Voilà comment on s’est connus, et comment on ne s’est plus quittés pendant ces trois merveilleuses années. Des passages réguliers à la galerie, d'autres furtifs à ton atelier, la visite d’expositions qui t’intéressaient et auxquelles je t’accompagnais juste par désir d’être avec toi. La première fois que nous nous sommes embrassés, je n’ai plus dormi les nuits suivantes. J’étais si heureux et si inquiet à la fois que cela ne soit qu’un rêve qui s’arrête trop tôt. Et puis on est partis en week-end à la mer, et passé une nuit dans le noir de ma chambre où tu m’avais rejoint, à nous raconter nos vies, nos espoirs, nos projets. C’est fou ce que la nuit donne de courage, de confiance et d’intimité, pour se livrer. Ce fut le vrai début de notre jolie histoire, le ciment qui allait lier nos vies. Tu m’as raconté la mort de tes parents dans un accident de voiture, ton frère aîné qui te prend alors en charge et va s’occuper de toi jusqu’à tes 18 ans. Tu es très admirative de ce qu’il a fait pour toi, et tu ne sais toujours pas comment tu pourras un jour le remercier de ce qu’il a fait si naturellement. Et puis tes années un peu galères où tu allais à Montmartre croquer les visages de touristes pour gagner un peu d’argent afin de ne pas être un poids financier pour ce frère qui n'avait pas beaucoup de moyens. Ta maîtrise de Droit en poche, c’est bien ta passion pour le dessin et la peinture qui va t’amener à te lancer. Puis ta rencontre avec celui que tu crois être l’amour de ta vie, mais qui va t’abandonner au prétexte que tu ne peux pas avoir d’enfant. Était-ce bien de l’amour ? Alors tu as renoncé à construire une vie avec quelqu’un de peur d’être une nouvelle fois déçue.

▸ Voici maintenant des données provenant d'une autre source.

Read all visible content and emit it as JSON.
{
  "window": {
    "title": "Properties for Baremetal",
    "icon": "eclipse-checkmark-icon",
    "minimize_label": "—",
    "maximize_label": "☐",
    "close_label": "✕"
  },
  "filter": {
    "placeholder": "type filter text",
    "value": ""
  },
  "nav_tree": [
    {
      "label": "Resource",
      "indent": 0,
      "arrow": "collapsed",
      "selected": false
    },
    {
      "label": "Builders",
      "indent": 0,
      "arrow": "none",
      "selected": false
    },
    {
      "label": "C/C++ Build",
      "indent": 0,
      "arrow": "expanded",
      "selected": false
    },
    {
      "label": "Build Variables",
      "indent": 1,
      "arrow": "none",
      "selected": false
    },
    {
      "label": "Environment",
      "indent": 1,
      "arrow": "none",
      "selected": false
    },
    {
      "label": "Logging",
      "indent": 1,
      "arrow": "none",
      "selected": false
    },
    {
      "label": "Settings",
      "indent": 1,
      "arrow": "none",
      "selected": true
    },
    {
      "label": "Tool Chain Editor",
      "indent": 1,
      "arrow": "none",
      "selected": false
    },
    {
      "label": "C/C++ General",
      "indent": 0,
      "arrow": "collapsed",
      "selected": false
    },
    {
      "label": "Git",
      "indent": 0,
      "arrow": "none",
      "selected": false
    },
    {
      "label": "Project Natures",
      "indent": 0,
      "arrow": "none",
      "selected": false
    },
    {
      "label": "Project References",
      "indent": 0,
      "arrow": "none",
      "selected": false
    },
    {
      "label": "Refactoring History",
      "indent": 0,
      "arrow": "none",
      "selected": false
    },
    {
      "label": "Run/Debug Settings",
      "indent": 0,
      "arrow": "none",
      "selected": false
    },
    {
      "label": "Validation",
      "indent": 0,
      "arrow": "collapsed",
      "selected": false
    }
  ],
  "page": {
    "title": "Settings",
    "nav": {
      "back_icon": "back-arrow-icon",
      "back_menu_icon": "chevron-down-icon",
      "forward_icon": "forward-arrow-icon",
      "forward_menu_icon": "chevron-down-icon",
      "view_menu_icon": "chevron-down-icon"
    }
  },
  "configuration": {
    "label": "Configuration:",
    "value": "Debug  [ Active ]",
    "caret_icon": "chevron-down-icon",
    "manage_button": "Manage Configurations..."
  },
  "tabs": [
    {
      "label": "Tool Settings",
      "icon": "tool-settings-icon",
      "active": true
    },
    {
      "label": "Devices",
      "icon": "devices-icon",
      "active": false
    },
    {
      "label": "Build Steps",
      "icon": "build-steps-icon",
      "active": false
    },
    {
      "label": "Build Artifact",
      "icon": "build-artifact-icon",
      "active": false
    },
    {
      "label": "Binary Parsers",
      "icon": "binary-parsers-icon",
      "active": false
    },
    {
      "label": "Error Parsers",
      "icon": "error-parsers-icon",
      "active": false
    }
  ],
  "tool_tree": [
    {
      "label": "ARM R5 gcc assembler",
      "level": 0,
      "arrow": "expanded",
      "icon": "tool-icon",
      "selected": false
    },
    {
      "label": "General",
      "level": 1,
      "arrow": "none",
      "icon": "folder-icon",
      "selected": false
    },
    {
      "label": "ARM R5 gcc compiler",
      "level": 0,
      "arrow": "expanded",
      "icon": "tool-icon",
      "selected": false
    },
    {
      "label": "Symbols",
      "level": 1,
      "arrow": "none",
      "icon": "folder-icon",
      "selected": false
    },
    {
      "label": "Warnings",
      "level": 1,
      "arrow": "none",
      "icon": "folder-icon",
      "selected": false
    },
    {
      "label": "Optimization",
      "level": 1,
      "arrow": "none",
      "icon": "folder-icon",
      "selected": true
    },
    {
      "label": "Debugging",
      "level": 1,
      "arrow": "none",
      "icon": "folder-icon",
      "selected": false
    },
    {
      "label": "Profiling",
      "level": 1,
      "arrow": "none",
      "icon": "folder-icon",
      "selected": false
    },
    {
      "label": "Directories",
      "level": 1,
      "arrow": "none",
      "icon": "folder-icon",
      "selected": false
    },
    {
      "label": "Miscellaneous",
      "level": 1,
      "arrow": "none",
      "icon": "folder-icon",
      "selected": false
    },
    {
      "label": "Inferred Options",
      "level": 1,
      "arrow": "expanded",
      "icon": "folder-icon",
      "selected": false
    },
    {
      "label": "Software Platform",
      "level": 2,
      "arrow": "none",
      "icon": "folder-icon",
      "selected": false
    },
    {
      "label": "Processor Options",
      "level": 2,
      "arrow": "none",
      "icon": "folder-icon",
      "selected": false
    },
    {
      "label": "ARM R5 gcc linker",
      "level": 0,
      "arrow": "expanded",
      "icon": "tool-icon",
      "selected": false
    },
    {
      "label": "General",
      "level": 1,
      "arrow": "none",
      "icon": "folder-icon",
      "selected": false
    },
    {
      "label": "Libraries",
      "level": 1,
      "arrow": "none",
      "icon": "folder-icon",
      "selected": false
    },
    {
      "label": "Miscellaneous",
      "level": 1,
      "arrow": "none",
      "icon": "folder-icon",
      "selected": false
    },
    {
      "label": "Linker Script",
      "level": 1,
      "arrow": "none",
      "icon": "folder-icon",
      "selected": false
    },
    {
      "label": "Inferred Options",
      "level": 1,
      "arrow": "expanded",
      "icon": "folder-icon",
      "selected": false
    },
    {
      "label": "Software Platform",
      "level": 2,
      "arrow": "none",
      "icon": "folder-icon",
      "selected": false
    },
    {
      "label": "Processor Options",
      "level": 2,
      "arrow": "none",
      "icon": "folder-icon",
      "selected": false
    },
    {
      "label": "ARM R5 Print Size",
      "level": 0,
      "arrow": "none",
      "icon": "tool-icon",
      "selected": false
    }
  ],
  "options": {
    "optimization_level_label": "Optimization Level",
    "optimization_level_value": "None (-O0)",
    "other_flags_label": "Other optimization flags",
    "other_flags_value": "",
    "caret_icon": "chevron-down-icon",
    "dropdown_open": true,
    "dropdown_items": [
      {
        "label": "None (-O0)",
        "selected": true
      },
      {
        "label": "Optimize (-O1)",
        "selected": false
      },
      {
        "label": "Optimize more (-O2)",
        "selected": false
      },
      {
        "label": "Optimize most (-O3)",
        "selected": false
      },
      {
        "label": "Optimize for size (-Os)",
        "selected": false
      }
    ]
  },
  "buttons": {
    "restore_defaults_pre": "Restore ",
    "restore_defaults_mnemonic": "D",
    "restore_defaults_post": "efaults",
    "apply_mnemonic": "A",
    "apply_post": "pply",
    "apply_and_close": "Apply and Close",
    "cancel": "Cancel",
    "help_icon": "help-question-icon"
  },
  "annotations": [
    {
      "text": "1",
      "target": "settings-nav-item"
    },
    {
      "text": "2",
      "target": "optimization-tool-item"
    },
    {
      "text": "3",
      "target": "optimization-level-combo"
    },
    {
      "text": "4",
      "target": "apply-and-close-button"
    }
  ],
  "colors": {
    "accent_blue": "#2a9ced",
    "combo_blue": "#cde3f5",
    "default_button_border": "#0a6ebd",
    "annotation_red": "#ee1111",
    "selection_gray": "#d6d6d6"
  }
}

Au retour de ces deux jours, nous sommes revenus nos têtes emplies de sourires et l'envie de recommencer. Je sentais que nous allions vers un chemin commun. Même si je savais qu’il me fallait encore t’apprivoiser un peu, je n’ai pas pu attendre, j’ai fait le pas et me suis lancé. Tu m’as regardé d’un air incrédule, et puis, voyant que j’étais très sérieux, tu m’as sauté au cou pour me dire à quel point tu imaginais que l’on puisse être heureux ensemble.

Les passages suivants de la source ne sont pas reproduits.